CVE-1999-1090

Step 1: Target Identification: The attacker identifies a system running NCSA Telnet for Macintosh or PC. This can be achieved through port scanning (port 21 for FTP). Step 2: FTP Connection: The attacker establishes an FTP connection to the vulnerable system using a standard FTP client. Step 3: Authentication Bypass: Because FTP is enabled by default and lacks proper access controls, the attacker does not need to authenticate. Step 4: File Access: The attacker uses standard FTP commands (e.g., GET, PUT, LIST) to read, write, and potentially modify files on the target system. Step 5: System Compromise: Depending on the accessed files, the attacker can gain further access, potentially leading to complete system compromise or data exfiltration.

The vulnerability stems from an insecure default configuration in NCSA Telnet.

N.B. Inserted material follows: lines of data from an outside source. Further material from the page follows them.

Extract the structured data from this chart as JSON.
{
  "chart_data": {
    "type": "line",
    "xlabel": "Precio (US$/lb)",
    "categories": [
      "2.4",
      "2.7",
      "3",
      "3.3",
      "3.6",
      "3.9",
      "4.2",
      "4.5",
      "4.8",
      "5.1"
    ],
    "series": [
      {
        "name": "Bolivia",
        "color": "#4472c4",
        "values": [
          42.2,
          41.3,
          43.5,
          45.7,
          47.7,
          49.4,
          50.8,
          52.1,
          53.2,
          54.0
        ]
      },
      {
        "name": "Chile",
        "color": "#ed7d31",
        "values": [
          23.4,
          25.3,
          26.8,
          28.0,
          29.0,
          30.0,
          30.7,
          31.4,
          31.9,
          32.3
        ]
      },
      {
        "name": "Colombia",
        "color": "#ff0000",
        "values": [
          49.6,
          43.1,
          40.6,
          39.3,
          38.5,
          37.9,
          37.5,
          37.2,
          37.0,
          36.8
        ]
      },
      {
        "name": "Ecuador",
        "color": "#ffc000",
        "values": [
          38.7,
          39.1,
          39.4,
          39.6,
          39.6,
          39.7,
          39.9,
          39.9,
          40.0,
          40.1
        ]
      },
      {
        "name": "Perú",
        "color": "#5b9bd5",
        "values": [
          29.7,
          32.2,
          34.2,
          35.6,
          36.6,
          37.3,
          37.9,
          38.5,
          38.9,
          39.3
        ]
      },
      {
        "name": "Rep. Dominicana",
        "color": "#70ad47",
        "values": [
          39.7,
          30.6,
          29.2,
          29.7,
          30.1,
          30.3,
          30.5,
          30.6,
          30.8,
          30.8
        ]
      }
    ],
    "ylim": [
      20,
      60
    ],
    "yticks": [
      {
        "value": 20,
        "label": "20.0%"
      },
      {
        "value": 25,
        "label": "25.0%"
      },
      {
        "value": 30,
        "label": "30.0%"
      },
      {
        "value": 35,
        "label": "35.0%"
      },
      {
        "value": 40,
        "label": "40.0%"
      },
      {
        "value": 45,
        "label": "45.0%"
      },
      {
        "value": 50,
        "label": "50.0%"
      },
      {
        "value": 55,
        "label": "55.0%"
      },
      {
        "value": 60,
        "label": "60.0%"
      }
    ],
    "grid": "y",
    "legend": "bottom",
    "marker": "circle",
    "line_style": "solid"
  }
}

The software enables FTP functionality even without an explicit configuration directive. This implicit enablement allows attackers to bypass authentication and access the file system. The root cause is a design flaw where the FTP server is started by default, and the lack of a secure-by-default configuration allows unauthorized access. The absence of proper access controls and authentication mechanisms for FTP, coupled with the default enablement, creates a significant security gap. This is not a technical flaw like a buffer overflow or race condition, but rather a configuration issue that allows unintended functionality to be exposed.